Une revue bimestrielle, exigeante et accessible, au croisement entre le monde de la recherche et les associations de terrain.
Dans une période qui risque de nous laisser pantois, il existe des réflexions qui ouvrent de nouvelles perspectives. Après « où atterir ? », le philosophe et sociologue Bruno Latour se demande « où suis-je ? ». On a comme l’impression de se retrouver dans une classe de rattrapage, en présence d’élèves en difficulté qui espèrent revenir aussi vite que possible au « monde d’avant ». Mais le maître se livre à une leçon de métaphysique. Et, en bon pédagogue, plutôt que d’asséner des connaissances, il invite à entrer dans un apprentissage : celui d’une description commune du monde, afin de comprendre ce à quoi nous tenons et pour mieux définir les lignes de conflit.
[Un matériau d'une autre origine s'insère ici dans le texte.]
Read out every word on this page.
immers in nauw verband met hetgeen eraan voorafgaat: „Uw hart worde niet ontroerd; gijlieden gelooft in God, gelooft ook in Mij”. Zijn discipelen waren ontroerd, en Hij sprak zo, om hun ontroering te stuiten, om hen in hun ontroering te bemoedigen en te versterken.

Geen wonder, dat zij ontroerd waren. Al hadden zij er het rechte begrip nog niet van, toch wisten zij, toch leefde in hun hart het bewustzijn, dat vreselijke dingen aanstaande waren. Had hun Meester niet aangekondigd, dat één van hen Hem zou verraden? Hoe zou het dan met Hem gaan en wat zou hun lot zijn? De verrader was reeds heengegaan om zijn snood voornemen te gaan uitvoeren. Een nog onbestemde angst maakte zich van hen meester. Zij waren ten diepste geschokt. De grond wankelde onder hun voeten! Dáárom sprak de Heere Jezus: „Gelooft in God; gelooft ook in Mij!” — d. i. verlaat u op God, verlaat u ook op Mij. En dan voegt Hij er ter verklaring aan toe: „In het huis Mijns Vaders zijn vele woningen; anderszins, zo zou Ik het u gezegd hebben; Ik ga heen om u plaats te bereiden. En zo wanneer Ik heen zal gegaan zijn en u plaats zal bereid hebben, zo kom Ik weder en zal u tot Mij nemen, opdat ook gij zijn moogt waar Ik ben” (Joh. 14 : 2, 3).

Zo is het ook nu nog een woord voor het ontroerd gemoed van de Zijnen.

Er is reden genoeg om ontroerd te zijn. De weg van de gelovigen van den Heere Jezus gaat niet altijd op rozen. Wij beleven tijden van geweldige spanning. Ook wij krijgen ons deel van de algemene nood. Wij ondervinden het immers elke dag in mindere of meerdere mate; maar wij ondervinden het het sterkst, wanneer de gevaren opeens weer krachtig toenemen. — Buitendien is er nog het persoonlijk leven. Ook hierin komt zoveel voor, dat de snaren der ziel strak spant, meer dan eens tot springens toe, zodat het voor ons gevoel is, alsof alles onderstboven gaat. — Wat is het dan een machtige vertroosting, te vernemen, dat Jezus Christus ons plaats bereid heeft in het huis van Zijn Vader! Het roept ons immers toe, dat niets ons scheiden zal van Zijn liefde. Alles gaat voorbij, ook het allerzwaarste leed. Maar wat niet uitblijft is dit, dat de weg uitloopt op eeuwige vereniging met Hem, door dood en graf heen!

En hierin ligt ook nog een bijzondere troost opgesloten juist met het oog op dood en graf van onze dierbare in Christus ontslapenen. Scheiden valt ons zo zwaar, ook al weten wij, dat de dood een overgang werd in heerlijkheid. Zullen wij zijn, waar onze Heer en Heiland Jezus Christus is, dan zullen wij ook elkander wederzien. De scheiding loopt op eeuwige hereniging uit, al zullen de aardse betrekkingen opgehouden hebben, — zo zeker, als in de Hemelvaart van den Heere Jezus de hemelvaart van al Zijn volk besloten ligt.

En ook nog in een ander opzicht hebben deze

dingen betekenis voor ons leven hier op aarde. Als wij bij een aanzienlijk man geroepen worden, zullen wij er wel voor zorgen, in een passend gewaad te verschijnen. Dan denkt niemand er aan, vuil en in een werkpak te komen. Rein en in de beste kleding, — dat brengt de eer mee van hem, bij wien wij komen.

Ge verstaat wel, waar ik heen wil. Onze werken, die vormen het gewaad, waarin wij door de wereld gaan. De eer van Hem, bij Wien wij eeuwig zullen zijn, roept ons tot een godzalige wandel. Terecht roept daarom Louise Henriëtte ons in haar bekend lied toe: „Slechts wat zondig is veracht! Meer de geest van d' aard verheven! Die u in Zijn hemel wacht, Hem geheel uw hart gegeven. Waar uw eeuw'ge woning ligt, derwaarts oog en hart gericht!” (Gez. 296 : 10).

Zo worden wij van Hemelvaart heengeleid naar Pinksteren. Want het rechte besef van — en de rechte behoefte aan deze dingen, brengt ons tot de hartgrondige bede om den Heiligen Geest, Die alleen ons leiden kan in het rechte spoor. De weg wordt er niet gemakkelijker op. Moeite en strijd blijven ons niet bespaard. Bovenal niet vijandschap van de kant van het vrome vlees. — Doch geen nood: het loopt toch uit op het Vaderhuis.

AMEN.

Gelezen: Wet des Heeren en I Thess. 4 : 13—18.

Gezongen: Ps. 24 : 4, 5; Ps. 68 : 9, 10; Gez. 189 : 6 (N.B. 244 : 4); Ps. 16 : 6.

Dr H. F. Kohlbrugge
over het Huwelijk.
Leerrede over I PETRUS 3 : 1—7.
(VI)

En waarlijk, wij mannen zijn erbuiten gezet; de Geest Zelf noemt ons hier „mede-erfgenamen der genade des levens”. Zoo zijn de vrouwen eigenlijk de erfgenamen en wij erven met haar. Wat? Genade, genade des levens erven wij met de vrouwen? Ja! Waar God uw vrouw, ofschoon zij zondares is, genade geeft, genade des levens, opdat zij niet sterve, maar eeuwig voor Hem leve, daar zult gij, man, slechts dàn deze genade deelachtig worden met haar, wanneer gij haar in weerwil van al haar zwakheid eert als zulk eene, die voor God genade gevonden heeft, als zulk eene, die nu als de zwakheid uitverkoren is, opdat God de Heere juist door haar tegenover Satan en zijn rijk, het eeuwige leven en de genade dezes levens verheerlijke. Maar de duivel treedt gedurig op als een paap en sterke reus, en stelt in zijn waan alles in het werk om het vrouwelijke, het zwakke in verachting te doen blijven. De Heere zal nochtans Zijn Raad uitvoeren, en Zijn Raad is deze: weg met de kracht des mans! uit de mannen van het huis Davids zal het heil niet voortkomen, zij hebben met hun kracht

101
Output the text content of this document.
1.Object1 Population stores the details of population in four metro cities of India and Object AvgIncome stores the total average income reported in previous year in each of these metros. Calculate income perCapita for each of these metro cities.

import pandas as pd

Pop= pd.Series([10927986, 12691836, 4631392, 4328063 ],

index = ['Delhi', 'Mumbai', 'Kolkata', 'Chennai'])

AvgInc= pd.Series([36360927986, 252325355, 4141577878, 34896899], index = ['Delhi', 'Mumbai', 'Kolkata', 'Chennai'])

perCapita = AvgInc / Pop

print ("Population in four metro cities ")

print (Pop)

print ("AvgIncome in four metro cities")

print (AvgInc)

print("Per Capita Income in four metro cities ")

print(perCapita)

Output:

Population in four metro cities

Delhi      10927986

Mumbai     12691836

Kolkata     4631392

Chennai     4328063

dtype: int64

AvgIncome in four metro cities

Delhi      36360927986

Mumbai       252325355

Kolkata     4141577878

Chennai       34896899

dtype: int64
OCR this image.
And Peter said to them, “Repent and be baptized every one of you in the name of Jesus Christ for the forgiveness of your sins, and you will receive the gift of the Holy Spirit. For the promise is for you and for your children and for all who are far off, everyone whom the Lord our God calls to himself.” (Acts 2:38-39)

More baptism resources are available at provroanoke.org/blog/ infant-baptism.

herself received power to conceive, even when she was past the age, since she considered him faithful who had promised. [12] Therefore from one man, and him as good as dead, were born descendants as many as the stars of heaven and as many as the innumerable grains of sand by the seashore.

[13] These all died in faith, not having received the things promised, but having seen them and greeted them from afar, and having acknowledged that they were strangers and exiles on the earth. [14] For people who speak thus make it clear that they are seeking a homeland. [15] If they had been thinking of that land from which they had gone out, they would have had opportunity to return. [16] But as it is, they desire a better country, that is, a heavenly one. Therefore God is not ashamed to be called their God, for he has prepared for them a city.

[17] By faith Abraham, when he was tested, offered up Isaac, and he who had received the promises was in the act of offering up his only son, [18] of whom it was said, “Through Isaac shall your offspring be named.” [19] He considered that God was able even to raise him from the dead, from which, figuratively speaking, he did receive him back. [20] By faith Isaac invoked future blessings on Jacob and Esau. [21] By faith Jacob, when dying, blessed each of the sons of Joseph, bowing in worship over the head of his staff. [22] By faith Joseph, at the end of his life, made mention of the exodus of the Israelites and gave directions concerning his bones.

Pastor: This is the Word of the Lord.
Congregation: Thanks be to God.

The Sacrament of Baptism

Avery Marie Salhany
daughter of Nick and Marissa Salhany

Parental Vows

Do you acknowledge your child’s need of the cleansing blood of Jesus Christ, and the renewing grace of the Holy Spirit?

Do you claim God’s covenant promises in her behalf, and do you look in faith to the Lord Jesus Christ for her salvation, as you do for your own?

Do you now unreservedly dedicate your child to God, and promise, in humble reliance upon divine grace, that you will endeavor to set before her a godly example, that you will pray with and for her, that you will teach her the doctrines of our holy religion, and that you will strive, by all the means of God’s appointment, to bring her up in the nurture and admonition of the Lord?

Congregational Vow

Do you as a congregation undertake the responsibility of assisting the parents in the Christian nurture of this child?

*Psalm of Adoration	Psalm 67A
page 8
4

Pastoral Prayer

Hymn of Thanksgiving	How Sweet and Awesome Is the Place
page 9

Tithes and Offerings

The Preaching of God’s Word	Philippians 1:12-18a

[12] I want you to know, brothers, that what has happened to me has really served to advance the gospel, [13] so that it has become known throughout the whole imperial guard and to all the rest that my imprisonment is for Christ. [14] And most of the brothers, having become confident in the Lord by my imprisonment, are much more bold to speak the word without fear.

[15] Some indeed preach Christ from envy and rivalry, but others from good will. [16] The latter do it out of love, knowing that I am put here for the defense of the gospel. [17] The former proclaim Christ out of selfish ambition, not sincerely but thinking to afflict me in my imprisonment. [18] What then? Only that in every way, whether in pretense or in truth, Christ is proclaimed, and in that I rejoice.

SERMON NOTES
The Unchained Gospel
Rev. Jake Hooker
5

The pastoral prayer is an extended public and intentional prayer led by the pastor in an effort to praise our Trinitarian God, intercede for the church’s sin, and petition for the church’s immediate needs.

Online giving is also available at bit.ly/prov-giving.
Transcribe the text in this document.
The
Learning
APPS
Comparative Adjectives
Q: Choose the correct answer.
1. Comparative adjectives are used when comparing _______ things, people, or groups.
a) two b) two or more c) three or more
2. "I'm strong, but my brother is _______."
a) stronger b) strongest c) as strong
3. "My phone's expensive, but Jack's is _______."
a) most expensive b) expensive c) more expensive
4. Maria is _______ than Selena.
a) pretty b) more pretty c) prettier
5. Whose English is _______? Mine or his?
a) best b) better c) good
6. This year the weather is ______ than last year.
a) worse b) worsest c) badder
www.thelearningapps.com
Bruno Latour poursuit ainsi une révolution des idées, du temps et de l’espace pour nous encourager à devenir « terrestres ».
Où suis-je ?, essai à mi-chemin entre le conte et le manifeste, arrive à point nommé, alors que nous étouffons derrière nos masques et l’absence de visibilité. Surtout, il est un passage de relais à une nouvelle génération d’intellectuels en France. Parmi leurs horizons communs : sortir de l’impasse productiviste, repenser notre rapport au vivant, dépasser le dualisme entre nature et culture... Ces nouveaux penseurs pragmatiques s’accordent avec la perspective du « fait social total » de Marcel Mauss pour saisir l’homme dans sa complétude. Ils se connaissent, se stimulent et se critiquent. On les retrouve fréquemment dans les médias et sur les réseaux sociaux. Beaucoup, toutefois, ont fait le choix de vivre au vert, et parfois de s’engager dans la sphère publique. Le philosophe et pisteur Baptiste Morizot vit dans la Drôme et se mobilise au sein du projet « Vercors vie sauvage ». Il défend l’idée de politiser l’émerveillement pour en faire le vecteur de luttes concrètes. Nastassja Martin, anthropologue spécialiste des populations subarctiques en Alaska, s’est installée en Isère et a rejoint le collectif citoyen « La Grave autrement ». Elle plaide pour une nouvelle écologie des relations et renoue avec la puissance du récit littéraire. Quant à la philosophe éco-féministe Émilie Hache, elle vit à Die et mène des projets théâtraux…
Cette vitalité ne se limite pas à ce courant engagé sur les pas de Bruno Latour et de Philippe Descola. On assiste au contraire à une effervescence de galaxies, qui ne va certes pas sans ambiguïtés et sur laquelle nous pourrons revenir en juin prochain dans le dossier « Ce que fait l’écologie à la politique ». Dans l’immédiat, nous avons le plaisir de vous proposer un reportage sur le projet Fleurs d’Halage. Ou comment, en actes, donner à l’écologie une visée politique, sociale et économique.